In fifty years, the days that we are living right now will be written about in history books. I mean they will be specifically written about: the inauguration of the forty-fifth president, the four million woman march, the executive order to build the wall, the record low approval rating, the shake ups, and the unconventionality of the the whole thing. These days are for posterity. It’s not clear just yet how they will be remembered but if I make it to eighty-seven years old, I plan on purchasing one of those books to see how things have been recorded. It’s going to be interesting reading.
Yes, there are many possible storylines. Of all of them, though, I’m simultaneously frustrated and entranced by the evangelical “Christian” version of the story. To be fair, there are several variations of this storyline as well, but if we can generalize for just a moment, the basic idea follows. There are a great multitude of believers who hold to a version of reality wherein God in heaven raised up President Trump to lead America at just this time and with just Trump’s signature style. Trump, they believe, is an answer to prayer and gives this country the best opportunity to turn from its wicked ways and be healed. A loving God in heaven is pulling levers and twisting dials and coordinating all of this for the benefit of His creation.
One evangelical even tied the rain that fell during the inaugural address to a sign of God’s blessing on America and on Trump himself.

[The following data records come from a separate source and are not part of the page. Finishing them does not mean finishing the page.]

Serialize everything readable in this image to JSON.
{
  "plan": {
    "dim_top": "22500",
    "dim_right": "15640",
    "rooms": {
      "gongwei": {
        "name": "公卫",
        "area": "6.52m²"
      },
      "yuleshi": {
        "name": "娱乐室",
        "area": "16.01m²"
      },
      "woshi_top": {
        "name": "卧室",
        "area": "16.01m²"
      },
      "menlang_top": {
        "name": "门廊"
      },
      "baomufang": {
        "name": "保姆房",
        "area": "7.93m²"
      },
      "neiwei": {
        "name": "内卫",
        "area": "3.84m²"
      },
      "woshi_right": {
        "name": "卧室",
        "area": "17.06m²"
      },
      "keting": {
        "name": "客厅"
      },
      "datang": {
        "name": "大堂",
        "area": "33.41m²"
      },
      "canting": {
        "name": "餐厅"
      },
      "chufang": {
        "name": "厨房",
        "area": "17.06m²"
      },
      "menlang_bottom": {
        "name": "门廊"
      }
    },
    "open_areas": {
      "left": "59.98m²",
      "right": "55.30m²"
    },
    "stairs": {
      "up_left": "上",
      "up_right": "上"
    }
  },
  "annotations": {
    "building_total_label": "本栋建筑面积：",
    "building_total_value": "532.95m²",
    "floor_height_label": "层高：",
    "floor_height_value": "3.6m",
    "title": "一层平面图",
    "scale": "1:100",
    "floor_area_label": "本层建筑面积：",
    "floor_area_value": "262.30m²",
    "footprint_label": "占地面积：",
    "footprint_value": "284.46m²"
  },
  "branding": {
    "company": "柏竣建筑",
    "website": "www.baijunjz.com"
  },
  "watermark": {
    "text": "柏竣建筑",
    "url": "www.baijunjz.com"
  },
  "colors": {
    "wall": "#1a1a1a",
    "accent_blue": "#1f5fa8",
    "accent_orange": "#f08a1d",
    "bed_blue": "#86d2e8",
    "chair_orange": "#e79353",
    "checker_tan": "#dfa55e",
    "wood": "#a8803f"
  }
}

I’m entranced by this story for a couple of reasons. First, it seems to hold such an incredible power over people. People are certain in their version of the uncertain. Their god is the god that blesses, and gives favor to those that are faithful. Clearly, America is in favor. Clearly, God will cause a mighty leader to rise up for such a time as this. Clearly, this is simply the way it is. These people are members of the in-group and your choice to live your life differently is a choice to live outside of God’s desire for you.
It is this idea of building favor with an interventionist God that leads to prayers for healing, for blessing, and for world peace. It’s this sort of belief that motivates movie stars and football players to give props to the man upstairs for providing them with an Oscar or a miraculous fourth quarter comeback. Some of the people who follow this storyline believe that God was acting through the election machinery to ensure the election of His chosen son. More on this in a minute.
Secondly, there are the contradictions. Their god is also the god who calls his people to take care of the foreigner, the fatherless, and the widow. So, here is the great leader, chosen and approved by God as the story goes, blessed by power from on high. He has the opportunity to welcome the vulnerable. Within this story, some might even consider this a requirement. Not building walls. Not cutting off services to refugees. Serving sacrificially.
How is it that those who subscribe to this story line cannot see these blatant contradictions? Perhaps they do. Perhaps it is only faith in this god that alleviates such cognitive dissonance. Perhaps their unquestioning dependence on God means that even those things that they cannot understand will one day make sense.
This is not the God that gave us Trump.
Consider this. The god that gave us Trump has no levers to pull. There are no settings or dials or programs to run. However she operates, this god refuses to interfere with the day to day. She hears the prayers of her people and she acknowledges them – validates them in some mysterious way – but she doesn’t get involved. She hopes that that illness gets diagnosed and treated. She understands the anxiety around the bills. But she doesn’t get involved.
Because she loves us.
In my world, God doesn’t intervene. If God started to get involved in our daily lives the way that some people seem to want her to, I don’t think I could trust her. When you tell me that God’s favor for Russell Wilson is so strong that she is going to give the Seattle Seahawks a late fourth quarter victory again and she seems to refuse to rescue the 21 million victims of human trafficking around the world, you’re describing to me a petty, petty God. When you tell me that neighbors dying of cancer will have their prayers for healing answered in vastly different ways based on how much they’ve served the church, you’re describing to me a god that doesn’t love equally, fairly, or justly.
You’re describing to me a god that has no standards and that makes it impossible for her followers to know how to act, except to feign ultimate devotion. Loving this god becomes a competition; I need to make sure my loving is at an acceptable level.
But a god who hears my pleas and understands my broken heart? A god who allows me to ask the tough questions of why without lashing out at me to punish my lack of faith? A god who wonders with us why we are not doing more to help those that are most vulnerable in our society?
Now that god has potential.
That god is about inspiring people to action. When things are wrong, being able to ask those questions means that sometimes we discover what is right. Sometimes, we feel a sense of purpose. Because if we don’t act, no one else will.
A god who does not intervene will not come to the rescue if we just pray harder. This god won’t choose between a football game and a cancer patient. But such a god might be just the source of energy that we need to continue fighting like hell. This god might inspire us to believe that we can make a difference – that what we do, rather than what we pray for, matters. Such a god might inspire us to the sort of sacrificial love that makes sure those who need us most are well taken care of.
It is just such a god – one that chooses not to intervene – that gave us Trump. It is the only way that it could have happened.
And this is exactly how I know God cares.